Seeing how rapidly Huawei was catching up to Samsung in terms of numbers of units shipped, the ban last year gave Samsung a leg up on one of its biggest rivals. With the ban being extended one full year, Samsung gets some much-needed breathing space in these very uncertain times.

The ongoing COVID19 pandemic is surely going to have a negative impact on smartphone demand, which means there will be fewer customers buying fewer handsets. With the size of the overall pie shrinking, Samsung wouldn’t mind not having to actively compete with one of its biggest rivals.

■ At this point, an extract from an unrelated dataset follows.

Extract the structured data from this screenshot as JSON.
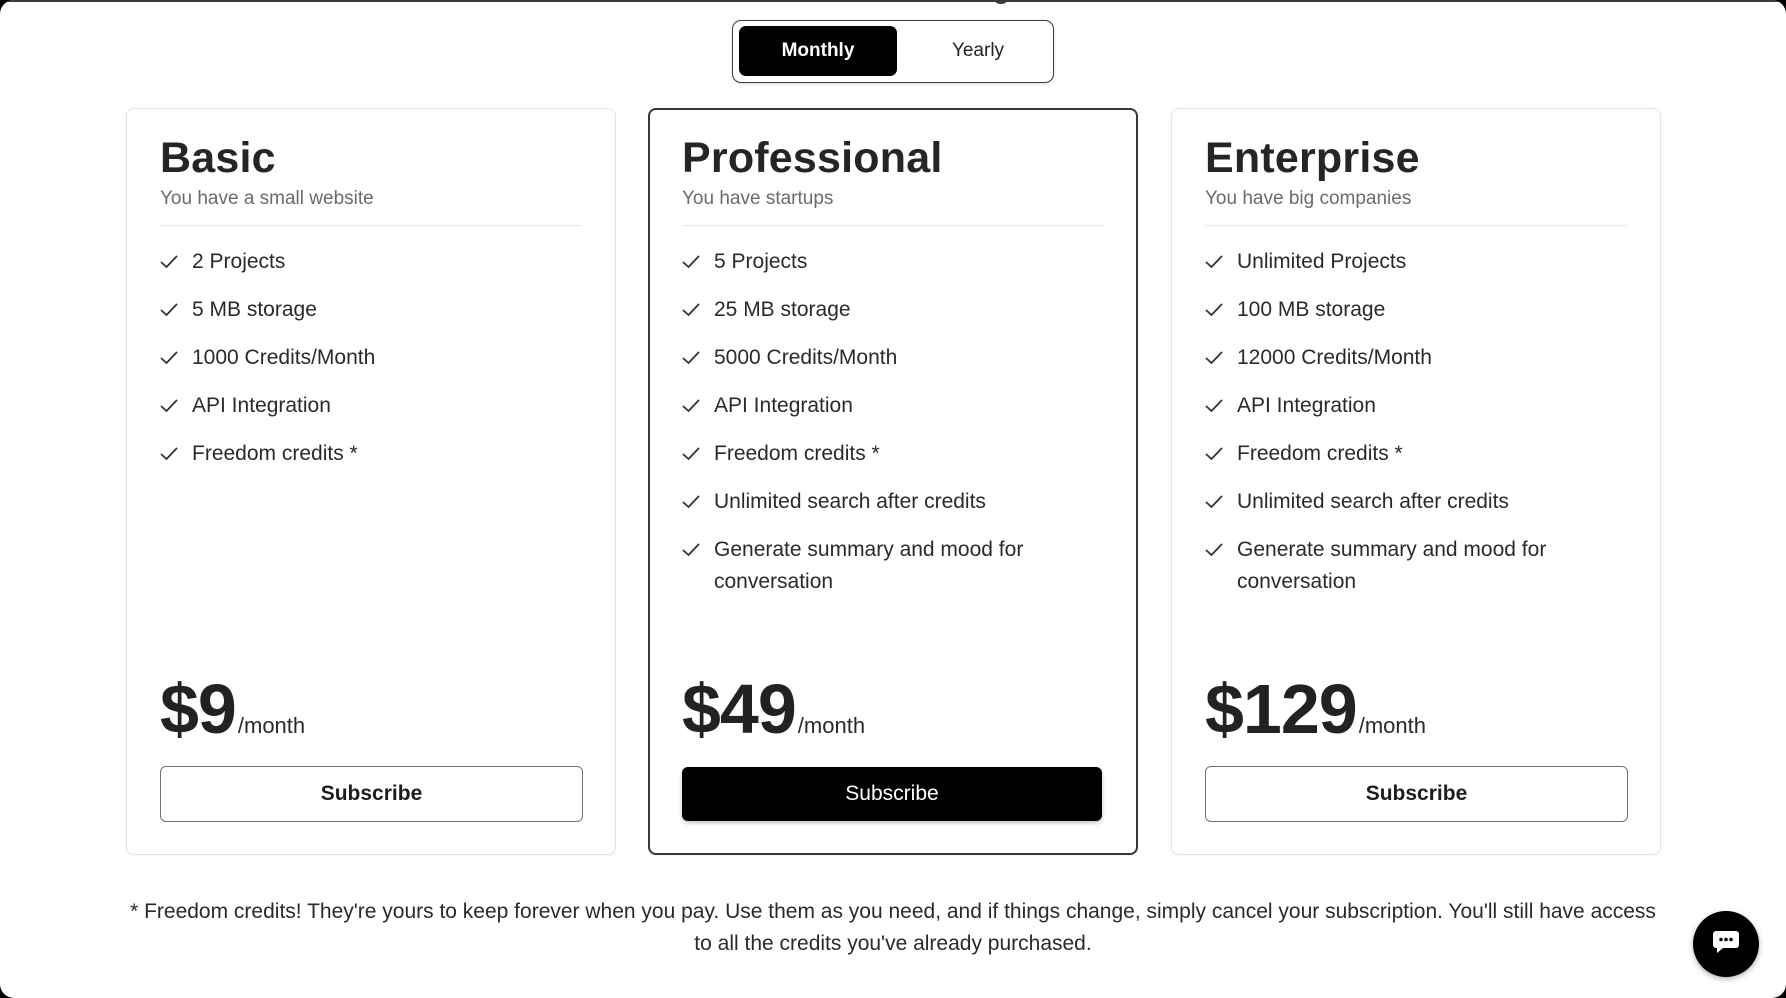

Samsung’s launch event for the Galaxy S20 took place before COVID19 was declared a pandemic. The subsequent lockdowns across the globe in the weeks that followed prevented its rivals from conducting their flagship product launches. MWC 2020 in Barcelona was also canceled, the event where many of its Chinese competitors would have launched new products.

That being said, the Galaxy S20 isn’t performing as well in the market as Samsung would have hoped. There are some genuine concerns about the device that are hindering its sales. The biggest reason is the resulting economic devastation that the pandemic has caused. Millions of people are out of work across the globe which means that they’re no longer in a position to scratch their itch of buying the latest flagship. Analysts now expect that the Galaxy S20 lineup will not be able to outsell the Galaxy S10.

Huawei would have certainly tried to outdo the Galaxy S20 lineup and comparisons between the two flagships would inevitably have been made. The extension of this ban on Huawei protects Samsung from losing some of its potential customers to Huawei, particularly if the blogosphere ended up agreeing that Huawei’s flagship device was superior to the Galaxy S20.

The stars have aligned nicely for Samsung and the company will certainly do everything it can to create more of a gap between itself and Huawei. It will also relish the ability to challenge Huawei in the mid-tier segment of the market, where its Galaxy smartphones have often struggled to hold their own against the Chinese behemoth’s devices.